Nathalie Joachim: Ki moun ou ye
Nonesuch / New Amsterdam Records

Combine the arresting voice and flute-playing of Haitian-American singer Nathalie Joachim with the violin of Eighth Blackbird's Yvonne Lam and the drums of So Percussion member Jason Treuting, and the result is a sophomore set that sounds like no other. The Grammy-nominated Joachim sings in English and Haitian Creole on Ki moun ou ye, but anyone unfamiliar with the language will still connect to the album's ten originals when they're delivered with such resonant vocal expression (the accompanying release booklet presents lyrics in both languages). Ki moun ou ye is one of those special cross-cultural projects that instantly renders concepts of borders and boundaries meaningless.

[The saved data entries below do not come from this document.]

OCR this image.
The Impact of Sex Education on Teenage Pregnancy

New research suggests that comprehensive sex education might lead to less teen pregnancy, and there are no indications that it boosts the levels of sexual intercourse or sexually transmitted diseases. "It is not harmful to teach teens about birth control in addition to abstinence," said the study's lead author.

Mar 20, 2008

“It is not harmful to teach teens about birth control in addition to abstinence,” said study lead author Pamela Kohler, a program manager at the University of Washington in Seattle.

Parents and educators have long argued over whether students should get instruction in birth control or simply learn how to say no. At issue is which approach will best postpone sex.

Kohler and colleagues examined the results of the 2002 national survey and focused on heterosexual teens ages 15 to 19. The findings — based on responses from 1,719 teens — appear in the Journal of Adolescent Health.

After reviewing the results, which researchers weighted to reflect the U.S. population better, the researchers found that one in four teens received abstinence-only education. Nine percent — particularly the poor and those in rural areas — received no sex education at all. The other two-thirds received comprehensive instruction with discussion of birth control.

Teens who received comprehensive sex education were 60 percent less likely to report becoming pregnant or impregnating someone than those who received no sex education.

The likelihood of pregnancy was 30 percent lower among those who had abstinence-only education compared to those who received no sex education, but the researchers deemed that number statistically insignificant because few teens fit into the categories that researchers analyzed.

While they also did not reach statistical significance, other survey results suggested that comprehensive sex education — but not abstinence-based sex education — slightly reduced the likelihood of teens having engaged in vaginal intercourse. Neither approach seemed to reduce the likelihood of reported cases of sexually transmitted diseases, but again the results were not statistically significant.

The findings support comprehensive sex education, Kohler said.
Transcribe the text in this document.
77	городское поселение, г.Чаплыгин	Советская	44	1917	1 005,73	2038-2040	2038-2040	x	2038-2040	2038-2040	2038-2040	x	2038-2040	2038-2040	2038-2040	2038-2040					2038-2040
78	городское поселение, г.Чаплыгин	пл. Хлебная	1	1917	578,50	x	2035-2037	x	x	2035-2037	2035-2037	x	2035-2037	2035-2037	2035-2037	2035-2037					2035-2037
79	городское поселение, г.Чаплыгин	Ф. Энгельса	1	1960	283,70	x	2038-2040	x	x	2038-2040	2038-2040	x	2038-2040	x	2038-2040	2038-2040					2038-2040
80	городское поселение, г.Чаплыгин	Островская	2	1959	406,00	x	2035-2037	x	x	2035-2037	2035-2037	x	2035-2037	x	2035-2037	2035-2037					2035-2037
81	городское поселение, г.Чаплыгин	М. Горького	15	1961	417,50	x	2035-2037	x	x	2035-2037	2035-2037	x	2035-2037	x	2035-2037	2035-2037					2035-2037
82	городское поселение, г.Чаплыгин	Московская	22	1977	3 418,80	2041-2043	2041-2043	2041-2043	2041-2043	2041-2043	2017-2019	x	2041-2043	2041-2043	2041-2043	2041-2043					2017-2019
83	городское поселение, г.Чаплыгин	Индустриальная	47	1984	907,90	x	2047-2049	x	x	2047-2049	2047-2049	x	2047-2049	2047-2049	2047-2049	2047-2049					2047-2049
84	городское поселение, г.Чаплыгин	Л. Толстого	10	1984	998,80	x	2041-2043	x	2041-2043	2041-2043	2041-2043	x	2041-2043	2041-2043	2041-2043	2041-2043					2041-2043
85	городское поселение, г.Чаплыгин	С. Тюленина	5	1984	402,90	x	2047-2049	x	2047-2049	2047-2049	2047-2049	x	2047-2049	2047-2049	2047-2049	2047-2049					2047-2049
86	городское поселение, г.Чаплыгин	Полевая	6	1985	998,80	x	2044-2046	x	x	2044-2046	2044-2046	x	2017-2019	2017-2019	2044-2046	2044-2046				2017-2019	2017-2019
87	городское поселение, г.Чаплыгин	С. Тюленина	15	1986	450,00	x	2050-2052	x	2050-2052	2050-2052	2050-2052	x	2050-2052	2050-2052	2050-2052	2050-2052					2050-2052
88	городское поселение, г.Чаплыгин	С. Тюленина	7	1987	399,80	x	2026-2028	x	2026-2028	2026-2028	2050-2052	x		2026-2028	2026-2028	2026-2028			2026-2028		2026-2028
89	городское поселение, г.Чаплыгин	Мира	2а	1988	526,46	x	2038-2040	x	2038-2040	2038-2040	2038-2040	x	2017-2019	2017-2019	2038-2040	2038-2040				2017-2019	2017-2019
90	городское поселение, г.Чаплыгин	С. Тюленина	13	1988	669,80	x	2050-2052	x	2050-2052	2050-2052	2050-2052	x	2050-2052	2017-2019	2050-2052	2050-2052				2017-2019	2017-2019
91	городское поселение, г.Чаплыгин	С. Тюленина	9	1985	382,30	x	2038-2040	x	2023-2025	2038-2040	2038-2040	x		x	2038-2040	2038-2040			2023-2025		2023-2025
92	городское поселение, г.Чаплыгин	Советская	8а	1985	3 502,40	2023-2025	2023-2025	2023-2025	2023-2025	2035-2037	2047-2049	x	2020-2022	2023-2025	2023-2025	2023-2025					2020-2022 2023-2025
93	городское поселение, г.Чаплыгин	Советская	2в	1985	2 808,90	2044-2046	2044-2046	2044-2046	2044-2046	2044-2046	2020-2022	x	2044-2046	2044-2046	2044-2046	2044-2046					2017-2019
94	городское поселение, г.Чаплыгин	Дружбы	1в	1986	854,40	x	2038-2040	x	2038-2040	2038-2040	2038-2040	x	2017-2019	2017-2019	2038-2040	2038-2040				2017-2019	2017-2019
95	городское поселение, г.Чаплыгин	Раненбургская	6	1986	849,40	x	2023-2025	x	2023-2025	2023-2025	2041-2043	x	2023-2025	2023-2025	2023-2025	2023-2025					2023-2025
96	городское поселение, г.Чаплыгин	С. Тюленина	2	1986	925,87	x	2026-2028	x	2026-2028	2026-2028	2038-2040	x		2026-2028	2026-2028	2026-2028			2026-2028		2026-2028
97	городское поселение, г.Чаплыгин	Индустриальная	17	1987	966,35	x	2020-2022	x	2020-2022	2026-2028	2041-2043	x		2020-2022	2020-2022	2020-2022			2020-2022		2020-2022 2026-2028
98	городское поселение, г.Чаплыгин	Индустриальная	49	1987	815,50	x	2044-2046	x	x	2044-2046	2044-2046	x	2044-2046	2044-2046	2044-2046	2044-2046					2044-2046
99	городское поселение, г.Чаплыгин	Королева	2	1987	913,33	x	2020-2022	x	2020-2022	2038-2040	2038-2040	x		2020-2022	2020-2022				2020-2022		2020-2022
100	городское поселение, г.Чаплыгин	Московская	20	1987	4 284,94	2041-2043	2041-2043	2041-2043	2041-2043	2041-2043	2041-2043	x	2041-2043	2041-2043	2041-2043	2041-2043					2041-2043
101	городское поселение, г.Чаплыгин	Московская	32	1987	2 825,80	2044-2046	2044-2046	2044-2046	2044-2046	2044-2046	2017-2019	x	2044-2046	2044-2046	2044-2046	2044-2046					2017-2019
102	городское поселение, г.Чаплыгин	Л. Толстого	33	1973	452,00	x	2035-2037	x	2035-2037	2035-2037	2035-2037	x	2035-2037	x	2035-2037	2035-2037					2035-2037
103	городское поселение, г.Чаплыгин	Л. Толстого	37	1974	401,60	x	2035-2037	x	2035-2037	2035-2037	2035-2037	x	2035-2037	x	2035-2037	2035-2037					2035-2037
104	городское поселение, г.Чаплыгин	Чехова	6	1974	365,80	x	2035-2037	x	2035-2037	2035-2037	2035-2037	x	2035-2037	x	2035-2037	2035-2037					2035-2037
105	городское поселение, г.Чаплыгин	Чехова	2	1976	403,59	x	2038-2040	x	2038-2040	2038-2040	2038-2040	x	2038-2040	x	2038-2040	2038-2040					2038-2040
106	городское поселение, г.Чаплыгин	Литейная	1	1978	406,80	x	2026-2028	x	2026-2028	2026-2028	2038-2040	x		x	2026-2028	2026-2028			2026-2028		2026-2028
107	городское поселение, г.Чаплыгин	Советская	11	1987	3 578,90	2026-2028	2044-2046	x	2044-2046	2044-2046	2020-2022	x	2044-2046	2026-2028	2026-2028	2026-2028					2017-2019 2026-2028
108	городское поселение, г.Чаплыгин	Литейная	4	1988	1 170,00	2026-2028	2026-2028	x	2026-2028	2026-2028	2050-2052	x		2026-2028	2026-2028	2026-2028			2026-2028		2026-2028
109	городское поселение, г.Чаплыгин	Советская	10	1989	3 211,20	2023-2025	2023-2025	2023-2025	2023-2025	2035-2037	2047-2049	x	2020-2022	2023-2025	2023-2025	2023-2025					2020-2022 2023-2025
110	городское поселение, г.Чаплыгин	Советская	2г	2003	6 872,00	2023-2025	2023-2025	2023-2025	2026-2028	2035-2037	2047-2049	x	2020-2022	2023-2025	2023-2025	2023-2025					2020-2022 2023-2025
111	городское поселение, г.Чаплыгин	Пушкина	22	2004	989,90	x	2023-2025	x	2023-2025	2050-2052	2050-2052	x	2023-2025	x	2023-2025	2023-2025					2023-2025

The voices of seven generations emanate from Joachim's voice, an instrument as fresh and dynamic as they come. It hardly surprises that an album whose title means “Who are you?” would concern itself with personal history and identity plus connections to family and Haiti. To that end, Joachim clarifies that the meaning of that question also extends to a broader consideration of identity, specifically “Whose people are you?” Among the many wise decisions she and co-producer Gloria Kaba made during the album's creation was to augment lead singing with sampled vocal textures and thereby build the songs into dense, impassioned outpourings.

As rich as the musical world of Ki moun ou ye is, it's but one part of the musical firmament Joachim inhabits. Wearing her composer hat, she writes for orchestras, chamber and vocal ensembles, and dance and theatre groups and has created works for companies as diverse as the St. Louis Symphony, So Percussion, Roomful of Teeth, and Imani Winds. For many years she was the flutist in Eighth Blackbird, and there's an academic side to Joachim too, as evidenced by this Juilliard School alumnus's Assistant Professor of Composition title at Princeton University.

The title track makes for a perfect entry-point when on a purely sonic level it's so riveting. Through a glitchy, stutter-funk haze, Joachim's roaring voice pairs with a fabulously skittering pulse by Treuting and lustrous bowings by Lam. The song's urgent drive and swirling flutes unite with mournful vocal expressions to produce a setting that's both mesmerizing and rapturous. As beguiling is “Nan kò mwen” for its coupling of Treuting's swinging funk pulse and Joachim's terrific singing. Though she describes the track as angry (attested to by lyrics such as “What I feel inside my body I don't want to feel anymore”), there's no denying ecstatic thrust's in play too. Calling it her “summertime sunshine song,” “Renmen m plis” sees her multi-tracked voice gloriously soaring over a base of crisp drum shuffles. Lam's greatest star turn arrives on “Kanpe anba solèy,” a gorgeous folk lament that couples Joachim's affecting vocal expression with plaintive string voicings. The beauty of her singing distinguishes many a track, from the heartfelt melancholy of “Kouti yo” to the gratitude that permeates “Kenbe m.”

By the time the eighth piece, “Ti nèg,” arrives, the album's template of drums, vocals, flute, strings, and electronics is well-established, yet it's no less striking for having become familiar. Two instrumentals of differing character also materialize, “Fil” a lovely if brief chamber exercise featuring flute and strings and the haunting “Nwa” its dark percussion-and-flute alter ego. Only three performers appear on the recording (not including the singer's grandmother, Ipheta Fortuma, whose voice surfaces in “Kenbe m”), but on her follow-up to 2019's Fanm d'Ayiti Joachim, abetted by her instrumental partners, conjures a dazzling universe of deep feeling and aural splendour.